ホルムズ海峡危機を心配したブログを書きましたが、「石油が入ってこない怖さ」を実感した経験がありました。2011年の東日本大震災です。
当時、人と防災未来センターの現地支援活動として、3月14日から福島、宮城に入っていたのですが、借り上げたタクシー(LPガス車)から見える風景が、これまでの災害と違っているのです。通常は、「物資輸送の自動車で道路が渋滞で動けない」というのが震災後の風景なのですが、ガソリンが入っていないため、
「道路に車が走っていない」
「車が少ないので、信号が点いていなくても、普通に交差点に入れる」
「ガソリンスタンドに、長蛇の車列ができている」
「津波で壊れた自動車の給油口がこじ開けられている(ガソリンが抜かれている)」
という状況でした。
給油口がこじ開けられた被災した自動車
避難所被災者の方からは
「直後は、スーパーからの食べ物があったが、その後、入ってこないので、どんどん食べるものがなくなっている」
という話を聞いて、背筋が寒くなったのを、今でも覚えています。
昔、太平洋戦争の話を祖母から聞かされていたのですが、率直な感想として「石油がなくなると人が死ぬ、戦争になるというのは本当だなぁ」と思いました。

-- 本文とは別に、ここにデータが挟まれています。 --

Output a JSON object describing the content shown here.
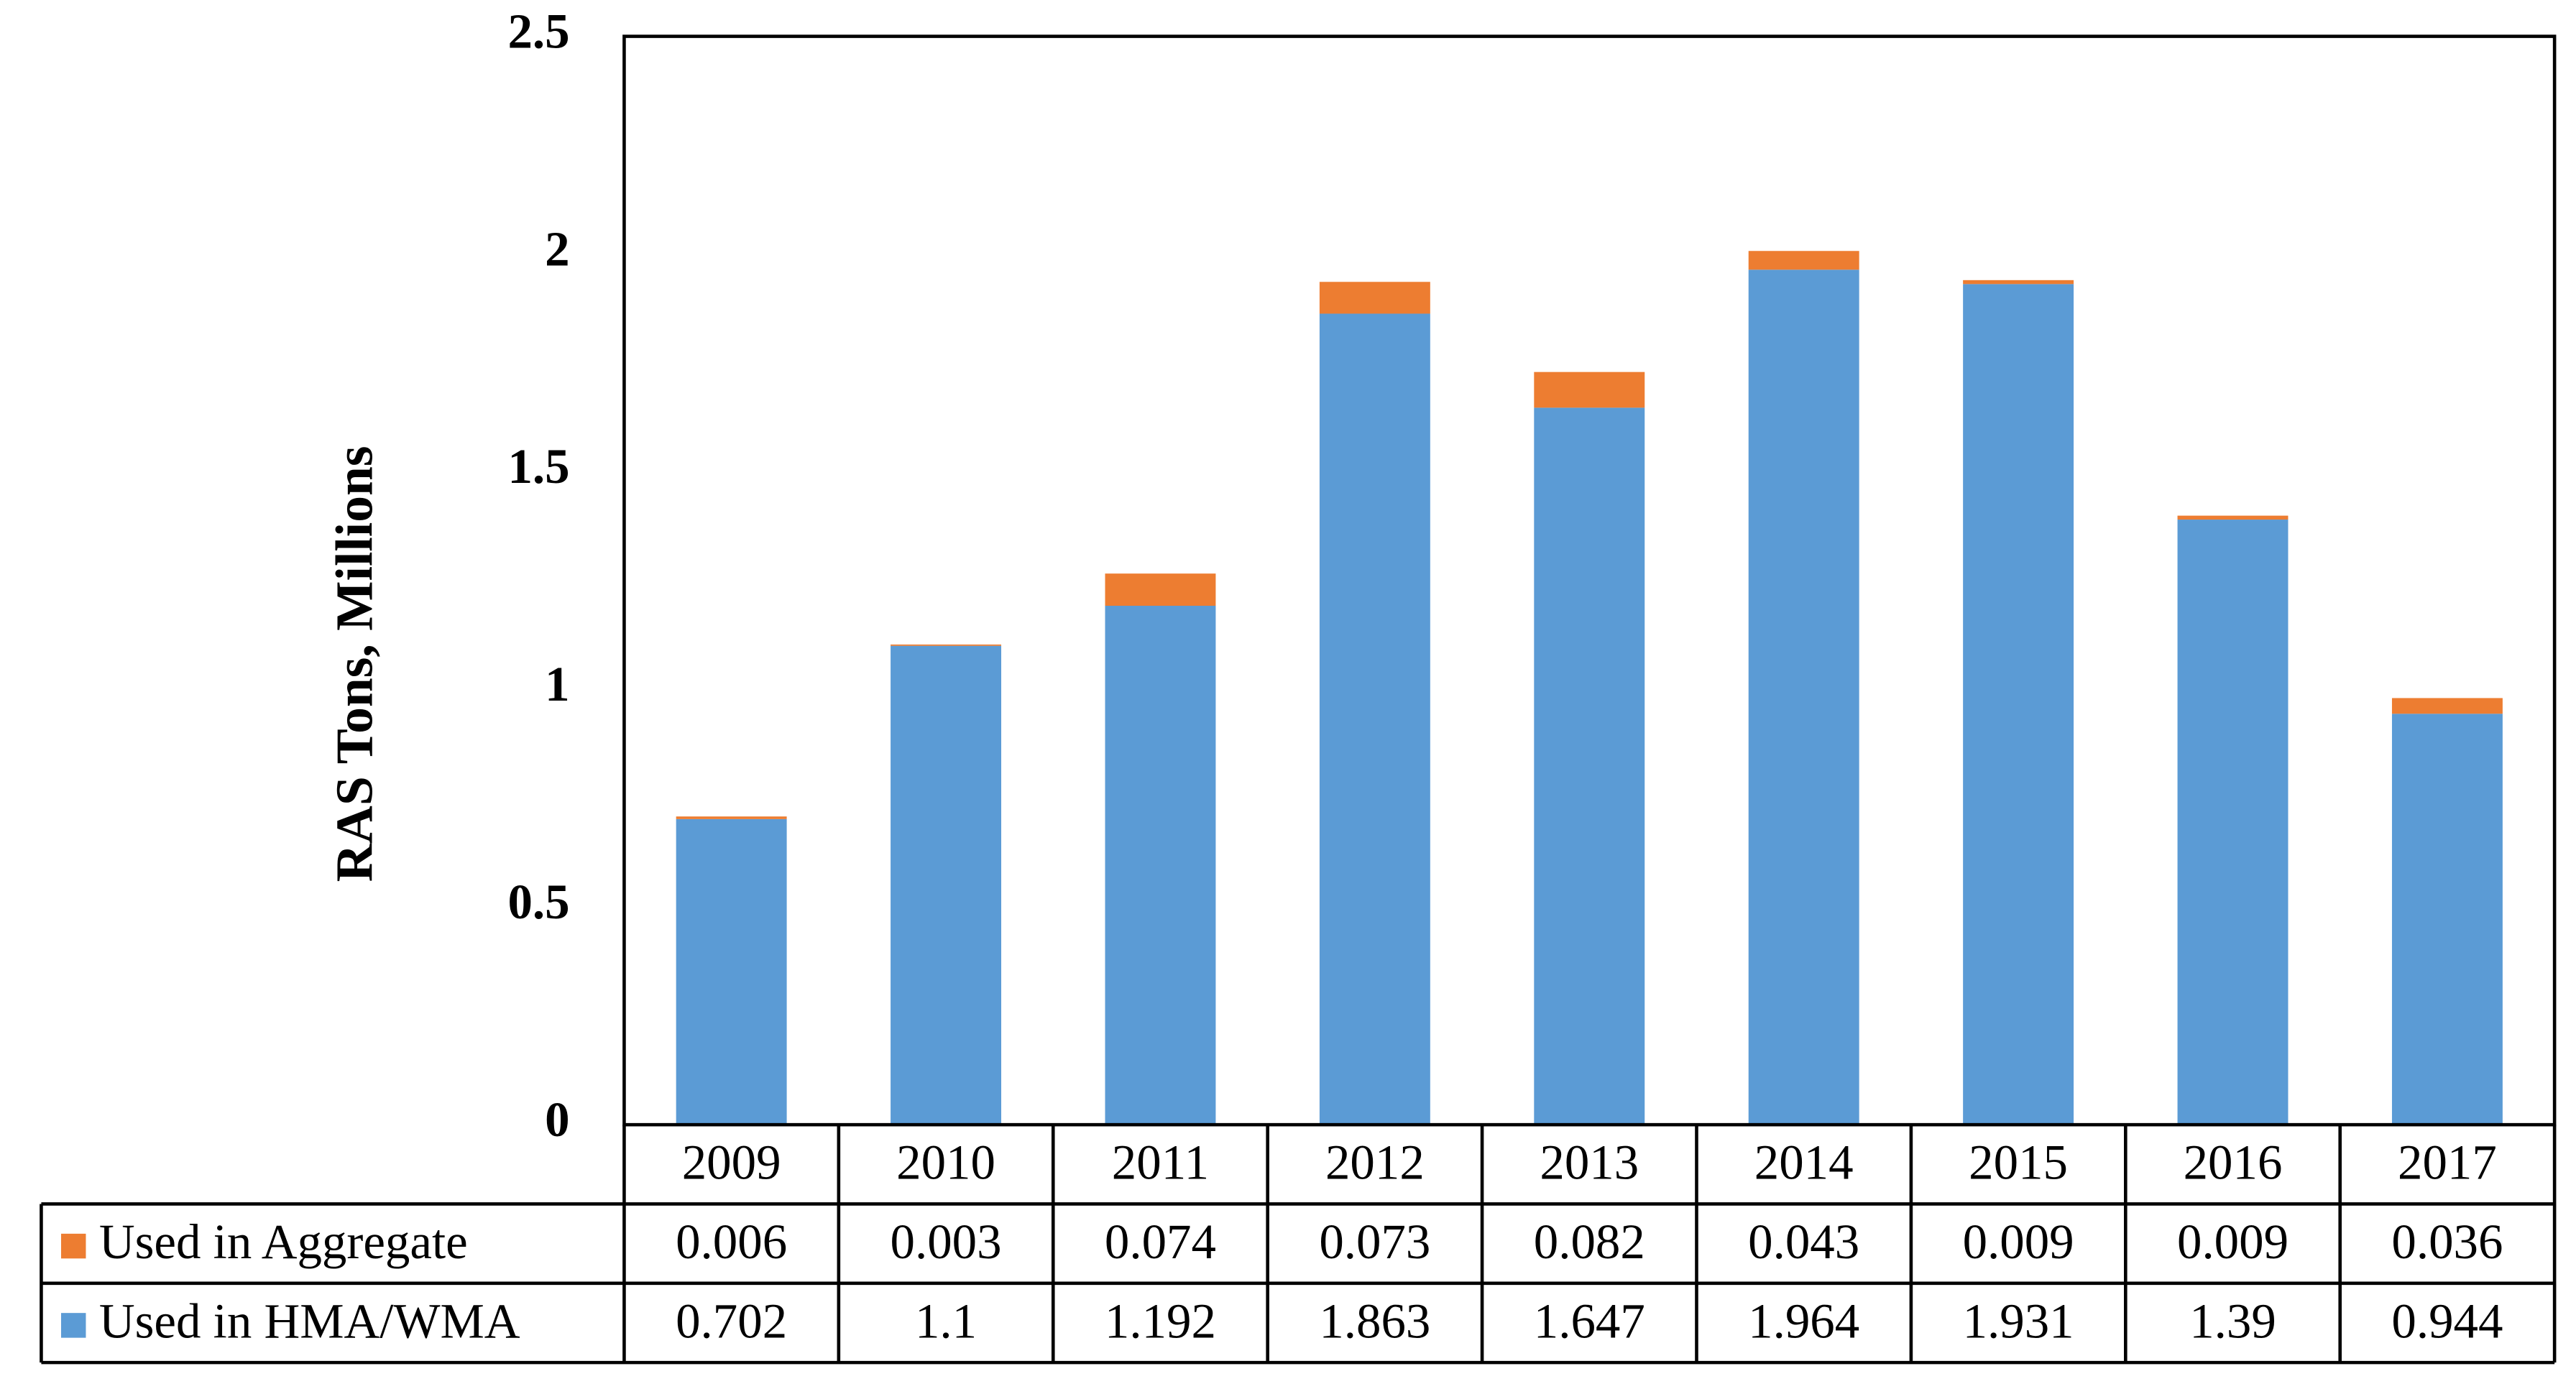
{
  "chart_data": {
    "type": "stacked-bar",
    "y_label": "RAS Tons, Millions",
    "categories": [
      "2009",
      "2010",
      "2011",
      "2012",
      "2013",
      "2014",
      "2015",
      "2016",
      "2017"
    ],
    "series": [
      {
        "name": "Used in Aggregate",
        "color": "#ed7d31",
        "values": [
          0.006,
          0.003,
          0.074,
          0.073,
          0.082,
          0.043,
          0.009,
          0.009,
          0.036
        ]
      },
      {
        "name": "Used in HMA/WMA",
        "color": "#5b9bd5",
        "values": [
          0.702,
          1.1,
          1.192,
          1.863,
          1.647,
          1.964,
          1.931,
          1.39,
          0.944
        ]
      }
    ],
    "ylim": [
      0,
      2.5
    ],
    "yticks": [
      0,
      0.5,
      1,
      1.5,
      2,
      2.5
    ],
    "grid": false
  }
}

その頃、宮城県の災害対策本部で聞いた話では、約700箇所くらいの県内のガソリンスタンドで、営業しているのは10もなかった記憶があります。また、ガソリンスタンドでのトラブルも多発したため、タンカーが入ってくる目処がはっきりしなくても、「目安でも、いつ頃、ガソリン不足が解消されるか情報を出さないと社会的に耐えられない」という話も出ていた記憶があります。(あくまで記憶なので不正確かもしれません)
日本国内での偏りだけでもこの状況でしたので、世界全体で不足するとどのような悲劇になるのか、想像もつきません。4月1日の情報では、状況は改善されていっているようです。ぜひこのまま戦闘が終結し、世界が穏やかになるよう願っております。